In their latest issue, their annual “Gear Guide”, you will note that BACKPACKER continues to walk hand-in-hand with mainstream manufacturers while nearly completely omitting anything having to do with the ultralight backpacking movement. To be applauded, BACKPACKER recognized Henry Shires with Tarp Tent (http://www.tarptent.com/), briefly commented on GoLite (http://www.golite.com/) and Granite Gear (http://www.granitegear.com/), and mentioned Gossamer Gear (http://www.gossamergear.com/) only by name. To be discouraged, BAKCPACKER barely mentioned these guys and otherwise completely omitted the contributions by ULA-Equipment (http://www.ula-equipment.com/), Six Moon Designs (http://www.sixmoondesigns.com/), Mountain Laurel Designs (http://www.mountainlaureldesigns.com/), Backpacking Light (http://www.backpackinglight.com/), Titanium Goat (http://www.titaniumgoat.com/), and many, many others. All of these small cottage industry manufacturers offer great niche products for the lightweight and ultralight backpacking community and it is very unfortunate that BACKPACKER remains with their palms so greased by the mainstream group of manufacturers that they can’t even merely recognize the contributions of the cottage industry.

One of the reasons this irks me so much is because of an observable trend noted by the mainstream industry which clearly shows a movement towards redesigning gear and offerings more towards those which have been offered for quite some time by the small, yet quality-driven, lightweight backpacking cottage industry. Gear is getting lighter – as common sense agrees for anyone who needs to lug the load. I will be extremely disappointed when total knock-offs of these products are produced by The North Face, REI, Mountain Hardwear, etc., which I fear is something we can expect in the future….all while many of these small companies function wholly out of their homes or garages and could lose their footing fairly quickly if the mainstream companies choose to permanently borrow their designs and insight. The reality of this happening is real if for no other reason that many cottage industry manufacturers have decided NOT to patent their designs as they are more concerned with people like you and I being able to succeed on our own instead of their profit margin. Henry Shires (http://www.tarptent.com/) remains a good example of this as his tarp tent design has been on the internet for years - provided by him. Of course, it is doubtful that any of these small fish could fight the big fish if it came down to a legal review of patent law.

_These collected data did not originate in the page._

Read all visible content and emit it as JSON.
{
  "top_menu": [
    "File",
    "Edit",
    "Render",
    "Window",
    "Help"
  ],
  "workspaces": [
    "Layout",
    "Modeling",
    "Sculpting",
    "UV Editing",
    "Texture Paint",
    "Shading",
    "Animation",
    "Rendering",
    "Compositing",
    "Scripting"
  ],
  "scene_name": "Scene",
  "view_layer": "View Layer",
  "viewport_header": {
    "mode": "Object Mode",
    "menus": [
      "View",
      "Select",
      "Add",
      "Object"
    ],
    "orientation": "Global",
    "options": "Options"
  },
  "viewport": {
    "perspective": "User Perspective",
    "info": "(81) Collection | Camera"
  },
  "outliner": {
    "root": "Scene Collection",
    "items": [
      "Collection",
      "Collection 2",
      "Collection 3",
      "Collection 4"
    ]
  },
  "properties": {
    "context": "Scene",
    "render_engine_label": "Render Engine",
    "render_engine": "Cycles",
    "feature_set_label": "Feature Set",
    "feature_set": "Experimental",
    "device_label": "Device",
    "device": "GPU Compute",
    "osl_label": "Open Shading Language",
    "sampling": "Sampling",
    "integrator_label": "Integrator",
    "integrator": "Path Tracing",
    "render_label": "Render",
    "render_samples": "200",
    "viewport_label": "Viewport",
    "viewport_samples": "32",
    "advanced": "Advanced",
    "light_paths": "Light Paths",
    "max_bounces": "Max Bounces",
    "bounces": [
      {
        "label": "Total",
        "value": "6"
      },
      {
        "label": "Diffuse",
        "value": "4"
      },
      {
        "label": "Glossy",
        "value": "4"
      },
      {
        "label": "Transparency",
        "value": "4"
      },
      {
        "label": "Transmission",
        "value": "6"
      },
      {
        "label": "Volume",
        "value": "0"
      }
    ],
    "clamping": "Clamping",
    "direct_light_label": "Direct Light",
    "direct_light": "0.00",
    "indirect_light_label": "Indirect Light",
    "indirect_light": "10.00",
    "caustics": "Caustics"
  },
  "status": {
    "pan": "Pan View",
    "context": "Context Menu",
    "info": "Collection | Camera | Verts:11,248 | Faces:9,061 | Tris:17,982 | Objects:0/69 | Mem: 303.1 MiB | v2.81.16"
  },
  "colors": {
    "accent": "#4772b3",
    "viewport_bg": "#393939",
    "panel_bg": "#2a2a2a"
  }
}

Following receipt of the BACKPACKER 2009 Gear Guide, I felt inclined to write the editor of BACKPACKER merely to encourage them to be fair to the smaller cottage industries especially when the format is assumed to be a collective gear review. No one is asking for free advertisements, just an unbiased review of all available gear as implied by their magazine. I encourage you to do the same.

I voiced this same sentiment to Henry Shires (http://www.tarptent.com/) and he correctly mentioned that he spends nearly no money on advertising and that his business has solely grown through word of mouth. While this is completely true for both Mr. Shires and others, BACKPACKER knows these cottage industry manufactures exist; they just choose not to include them in most cases. Again, this is very unfortunate.

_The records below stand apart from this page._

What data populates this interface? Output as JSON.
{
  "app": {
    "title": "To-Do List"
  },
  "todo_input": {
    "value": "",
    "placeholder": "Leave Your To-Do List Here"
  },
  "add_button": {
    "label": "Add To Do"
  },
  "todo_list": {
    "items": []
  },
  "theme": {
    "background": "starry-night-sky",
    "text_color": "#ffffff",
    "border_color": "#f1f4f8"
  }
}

Backpacking as a whole is about getting in touch with your true self – the self that doesn’t need to be overly concerned with money, possessions, or even the burdens of life. I’ve had more honest heart to heart discussions with people on the trail than nearly any other place I can recall and in many cases these conversations were with nearly complete strangers. My point is that the backpacking industry in many ways is grounded on purity, integrity, and honesty. In my eyes, I don’t think asking these things of BACKPACKER is too much.